The brave & bold menu at Cucina Del Mondo turns out to be a long boring seat

“From now on I will address the seven senses: taste, smell, sight, hearing, touch, movement and yes, I want to unbalance them too.” Here speaks Servais Tielman, chef of Cucina Del Mondo in Heerlen. I had saved the article from a catering trade magazine at the end of last year, because I was so curious how it would disturb my vestibular system while eating? With a treadmill? swings? Skippy balls?

In the interview he talks about a new concept: there is a menu with classics (classiscs & faves), one with all the ‘latest inventions and ideas from the kitchen’ (brave & bold) and a combination of them. What you get served is not there. Not even in how many courses. “I have to have the space for my creativity”.

On the website, flashing images alternate with slick slow motion: dough falls, flour scatters, chef carries model, model licks plate, chef decisively points to the camera with raw octopus. The text below promises us: you are even invited to feel the texture of the beauty on your plate. And challenges us: do you dare to stimulate all your senses and be guided by our chef?

You understand, this is where we have to go.

The place is covered in graffiti, so we can’t call it stiff. Painted miners’ helmets on the wall throw strong beams of light on the cardboard that should tempt us to an oyster. We knew beforehand that a vodka red bull oyster is a bad idea. But we are here to be challenged. The chef also leaves no room for misunderstanding at the table: we will go on an adventure, our senses will be stimulated, we will taste, smell and touch.

Cucina del Mondo has a Michelin star. All usual suspects pass in review tonight: chic shrimps, scallops, expensive fish, foie gras, caviar, anjou pigeon. There is nothing to complain about the technical preparations: the pigeon may be a bit red (it just hasn’t flew away yet), but all the crustaceans and shellfish have not been cooked for a second too long, the structures of the ice cream, the foie-creme, the vegetables garnishes – all properly.

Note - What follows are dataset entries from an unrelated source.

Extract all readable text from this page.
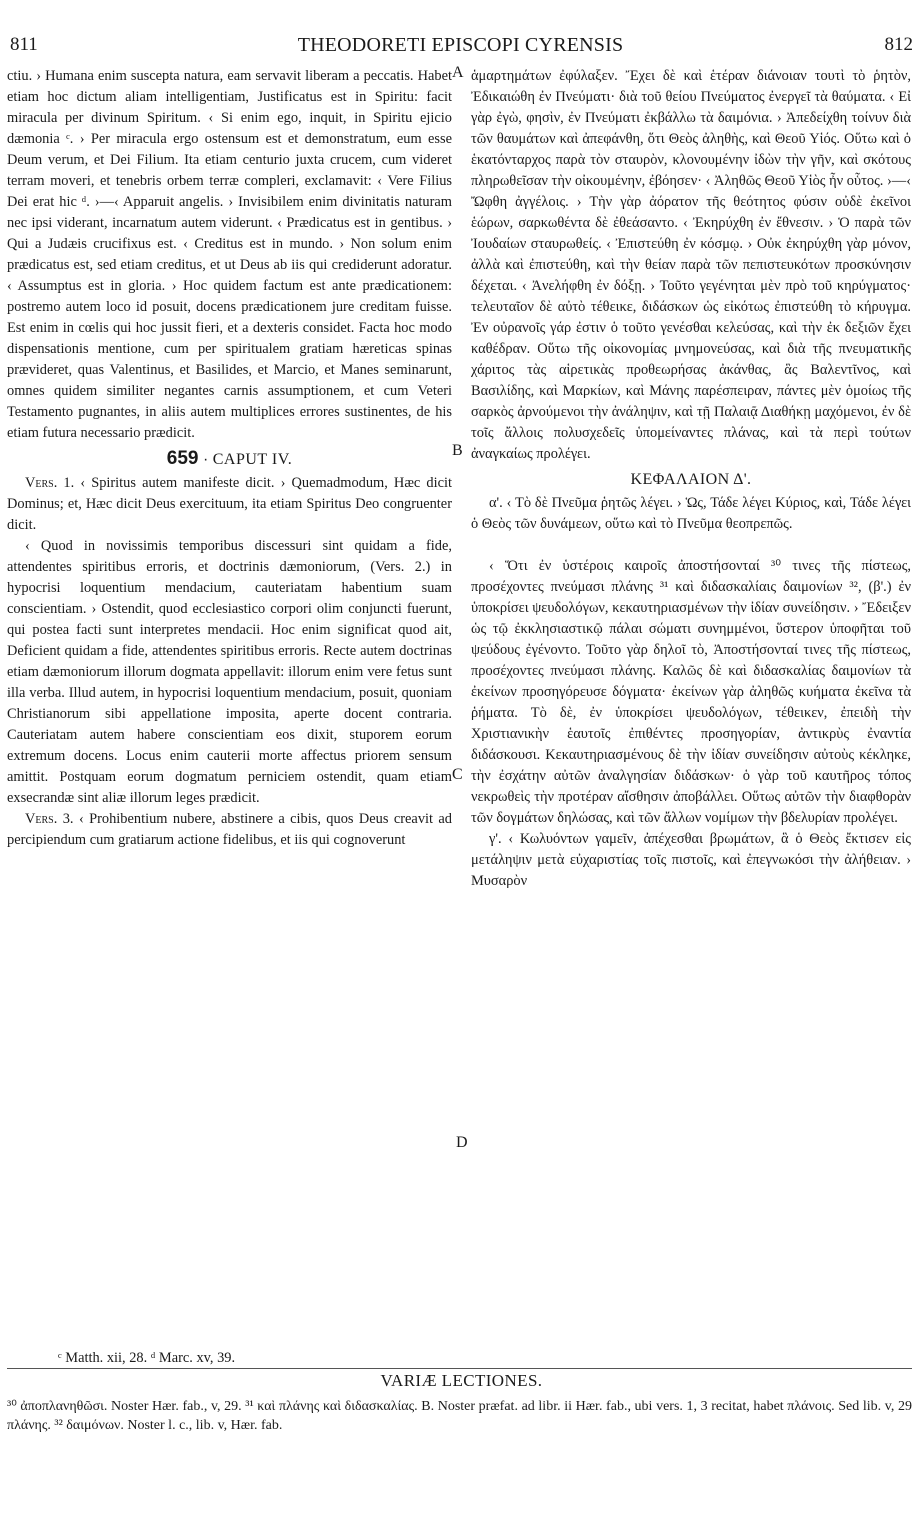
811	THEODORETI EPISCOPI CYRENSIS	812
A
B
C
D

ctiu. › Humana enim suscepta natura, eam servavit liberam a peccatis. Habet etiam hoc dictum aliam intelligentiam, Justificatus est in Spiritu: facit miracula per divinum Spiritum. ‹ Si enim ego, inquit, in Spiritu ejicio dæmonia ᶜ. › Per miracula ergo ostensum est et demonstratum, eum esse Deum verum, et Dei Filium. Ita etiam centurio juxta crucem, cum videret terram moveri, et tenebris orbem terræ compleri, exclamavit: ‹ Vere Filius Dei erat hic ᵈ. ›—‹ Apparuit angelis. › Invisibilem enim divinitatis naturam nec ipsi viderant, incarnatum autem viderunt. ‹ Prædicatus est in gentibus. › Qui a Judæis crucifixus est. ‹ Creditus est in mundo. › Non solum enim prædicatus est, sed etiam creditus, et ut Deus ab iis qui crediderunt adoratur. ‹ Assumptus est in gloria. › Hoc quidem factum est ante prædicationem: postremo autem loco id posuit, docens prædicationem jure creditam fuisse. Est enim in cœlis qui hoc jussit fieri, et a dexteris considet. Facta hoc modo dispensationis mentione, cum per spiritualem gratiam hæreticas spinas prævideret, quas Valentinus, et Basilides, et Marcio, et Manes seminarunt, omnes quidem similiter negantes carnis assumptionem, et cum Veteri Testamento pugnantes, in aliis autem multiplices errores sustinentes, de his etiam futura necessario prædicit.

659 · CAPUT IV.

Vers. 1. ‹ Spiritus autem manifeste dicit. › Quemadmodum, Hæc dicit Dominus; et, Hæc dicit Deus exercituum, ita etiam Spiritus Deo congruenter dicit.

‹ Quod in novissimis temporibus discessuri sint quidam a fide, attendentes spiritibus erroris, et doctrinis dæmoniorum, (Vers. 2.) in hypocrisi loquentium mendacium, cauteriatam habentium suam conscientiam. › Ostendit, quod ecclesiastico corpori olim conjuncti fuerunt, qui postea facti sunt interpretes mendacii. Hoc enim significat quod ait, Deficient quidam a fide, attendentes spiritibus erroris. Recte autem doctrinas etiam dæmoniorum illorum dogmata appellavit: illorum enim vere fetus sunt illa verba. Illud autem, in hypocrisi loquentium mendacium, posuit, quoniam Christianorum sibi appellatione imposita, aperte docent contraria. Cauteriatam autem habere conscientiam eos dixit, stuporem eorum extremum docens. Locus enim cauterii morte affectus priorem sensum amittit. Postquam eorum dogmatum perniciem ostendit, quam etiam exsecrandæ sint aliæ illorum leges prædicit.

Vers. 3. ‹ Prohibentium nubere, abstinere a cibis, quos Deus creavit ad percipiendum cum gratiarum actione fidelibus, et iis qui cognoverunt

ἁμαρτημάτων ἐφύλαξεν. Ἔχει δὲ καὶ ἑτέραν διάνοιαν τουτὶ τὸ ῥητὸν, Ἐδικαιώθη ἐν Πνεύματι· διὰ τοῦ θείου Πνεύματος ἐνεργεῖ τὰ θαύματα. ‹ Εἰ γὰρ ἐγὼ, φησὶν, ἐν Πνεύματι ἐκβάλλω τὰ δαιμόνια. › Ἀπεδείχθη τοίνυν διὰ τῶν θαυμάτων καὶ ἀπεφάνθη, ὅτι Θεὸς ἀληθὴς, καὶ Θεοῦ Υἱός. Οὕτω καὶ ὁ ἑκατόνταρχος παρὰ τὸν σταυρὸν, κλονουμένην ἰδὼν τὴν γῆν, καὶ σκότους πληρωθεῖσαν τὴν οἰκουμένην, ἐβόησεν· ‹ Ἀληθῶς Θεοῦ Υἱὸς ἦν οὗτος. ›—‹ Ὤφθη ἀγγέλοις. › Τὴν γὰρ ἀόρατον τῆς θεότητος φύσιν οὐδὲ ἐκεῖνοι ἑώρων, σαρκωθέντα δὲ ἐθεάσαντο. ‹ Ἐκηρύχθη ἐν ἔθνεσιν. › Ὁ παρὰ τῶν Ἰουδαίων σταυρωθείς. ‹ Ἐπιστεύθη ἐν κόσμῳ. › Οὐκ ἐκηρύχθη γὰρ μόνον, ἀλλὰ καὶ ἐπιστεύθη, καὶ τὴν θείαν παρὰ τῶν πεπιστευκότων προσκύνησιν δέχεται. ‹ Ἀνελήφθη ἐν δόξῃ. › Τοῦτο γεγένηται μὲν πρὸ τοῦ κηρύγματος· τελευταῖον δὲ αὐτὸ τέθεικε, διδάσκων ὡς εἰκότως ἐπιστεύθη τὸ κήρυγμα. Ἐν οὐρανοῖς γάρ ἐστιν ὁ τοῦτο γενέσθαι κελεύσας, καὶ τὴν ἐκ δεξιῶν ἔχει καθέδραν. Οὕτω τῆς οἰκονομίας μνημονεύσας, καὶ διὰ τῆς πνευματικῆς χάριτος τὰς αἱρετικὰς προθεωρήσας ἀκάνθας, ἃς Βαλεντῖνος, καὶ Βασιλίδης, καὶ Μαρκίων, καὶ Μάνης παρέσπειραν, πάντες μὲν ὁμοίως τῆς σαρκὸς ἀρνούμενοι τὴν ἀνάληψιν, καὶ τῇ Παλαιᾷ Διαθήκῃ μαχόμενοι, ἐν δὲ τοῖς ἄλλοις πολυσχεδεῖς ὑπομείναντες πλάνας, καὶ τὰ περὶ τούτων ἀναγκαίως προλέγει.

ΚΕΦΑΛΑΙΟΝ Δ'.

α'. ‹ Τὸ δὲ Πνεῦμα ῥητῶς λέγει. › Ὡς, Τάδε λέγει Κύριος, καὶ, Τάδε λέγει ὁ Θεὸς τῶν δυνάμεων, οὕτω καὶ τὸ Πνεῦμα θεοπρεπῶς.

‹ Ὅτι ἐν ὑστέροις καιροῖς ἀποστήσονταί ³⁰ τινες τῆς πίστεως, προσέχοντες πνεύμασι πλάνης ³¹ καὶ διδασκαλίαις δαιμονίων ³², (β'.) ἐν ὑποκρίσει ψευδολόγων, κεκαυτηριασμένων τὴν ἰδίαν συνείδησιν. › Ἔδειξεν ὡς τῷ ἐκκλησιαστικῷ πάλαι σώματι συνημμένοι, ὕστερον ὑποφῆται τοῦ ψεύδους ἐγένοντο. Τοῦτο γὰρ δηλοῖ τὸ, Ἀποστήσονταί τινες τῆς πίστεως, προσέχοντες πνεύμασι πλάνης. Καλῶς δὲ καὶ διδασκαλίας δαιμονίων τὰ ἐκείνων προσηγόρευσε δόγματα· ἐκείνων γὰρ ἀληθῶς κυήματα ἐκεῖνα τὰ ῥήματα. Τὸ δὲ, ἐν ὑποκρίσει ψευδολόγων, τέθεικεν, ἐπειδὴ τὴν Χριστιανικὴν ἑαυτοῖς ἐπιθέντες προσηγορίαν, ἀντικρὺς ἐναντία διδάσκουσι. Κεκαυτηριασμένους δὲ τὴν ἰδίαν συνείδησιν αὐτοὺς κέκληκε, τὴν ἐσχάτην αὐτῶν ἀναλγησίαν διδάσκων· ὁ γὰρ τοῦ καυτῆρος τόπος νεκρωθεὶς τὴν προτέραν αἴσθησιν ἀποβάλλει. Οὕτως αὐτῶν τὴν διαφθορὰν τῶν δογμάτων δηλώσας, καὶ τῶν ἄλλων νομίμων τὴν βδελυρίαν προλέγει.

γ'. ‹ Κωλυόντων γαμεῖν, ἀπέχεσθαι βρωμάτων, ἃ ὁ Θεὸς ἔκτισεν εἰς μετάληψιν μετὰ εὐχαριστίας τοῖς πιστοῖς, καὶ ἐπεγνωκόσι τὴν ἀλήθειαν. › Μυσαρὸν

ᶜ Matth. xii, 28. ᵈ Marc. xv, 39.
VARIÆ LECTIONES.
³⁰ ἀποπλανηθῶσι. Noster Hær. fab., v, 29. ³¹ καὶ πλάνης καὶ διδασκαλίας. B. Noster præfat. ad libr. ii Hær. fab., ubi vers. 1, 3 recitat, habet πλάνοις. Sed lib. v, 29 πλάνης. ³² δαιμόνων. Noster l. c., lib. v, Hær. fab.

These luxury products may not be that surprising, but you can do exciting things with them. However, the chef has chosen to cover everything that is pronounced about it with sweetness. The fresh Dutch shrimps are in a kind of melted Solero ice cream made from mango gazpacho. The caviar disappears in a very sweet oliebol. The carabinero (the most expensive shrimp in the world) suffers from a rather strong anise flavour. The foie gras with salted coffee jelly is a tantalizing, savory combination that could rightly be called exciting. But with such a dollop of sweet stroopwafel ice cream on top, every toddler likes it.

Bisque from a shell

What’s really exciting tonight? That we drink bisque from a shell with herbs glued on the edge. An unabashed copy of the opening dish of the fish menu that the world-famous Noma in Copenhagen served earlier this year. That the sliced ​​pigeon fillets are served in the flank of the roast bird. That’s exactly how I ate a duck two years ago. At Noma.

By far the most daring are the ants. What do we know that from? Correct. At Noma they use ants instead of lemon – ants are nice and sour. In São Paulo, Alex Atala serves tropical Amazonian ants because they are aromatic like ginger and lemongrass. We will never know what the South African ants from Venlo taste like, because they are drowned in a large spoonful of mango puree with, wait for it… popsicle sugar: the biggest mortal sin in a serious kitchen. Here they really did everything they could to divert all the attention from the ants. Eyes closed. Take a gulp. And retelling tomorrow at the coffee machine.

The menu is a parade of 22 small bites. I like that, but here it gets a long boring seat

Barnacles, I actually never see them in the Netherlands. That’s exciting and original. Just like the game between savory and sweet in the dessert appetizer of raspberry paste with parmesan. But it’s not enough.

It brave & boldmenu is a parade of a total of 22 small bites. I like that. But serving flavor parades is a fine art. The chief has to play conductor. It must have a cadence, I must be constantly stimulated. The pace has to be right – it shouldn’t sag, but I shouldn’t be rushed either. It requires a delicate flow. There isn’t one. It will be a long boring session.

We’re really not having a bad meal at Cucina’s. And of course the average Dutch person does not visit Noma every year, so it is nice to drink soup from a shell. But it is window dressing – from the pipette with the olive oil, the tweezers with the amuse-bouche, to the ants with fucking icing sugar. An original thought, authenticity is missing. And so it gloriously succumbs to its own whipped-up pretentiousness. Because in what way are my senses really stimulated differently than in any other restaurant? what is here now brave & bold at?

I’ll tell you: a bill of almost 400 euros. Yes, we were there ourselves, we ordered a menu of 129 euros per person. Luxury ingredients are expensive, come on. But for this money, I shouldn’t be bored for a second. If we really wanted to disturb our vestibular system, we would have paid even more. Madame only drank an aperitif and two lemonades, Mr. four glasses of wine and a digestif. After four and a half hours of anticlimax, we skipped the coffee.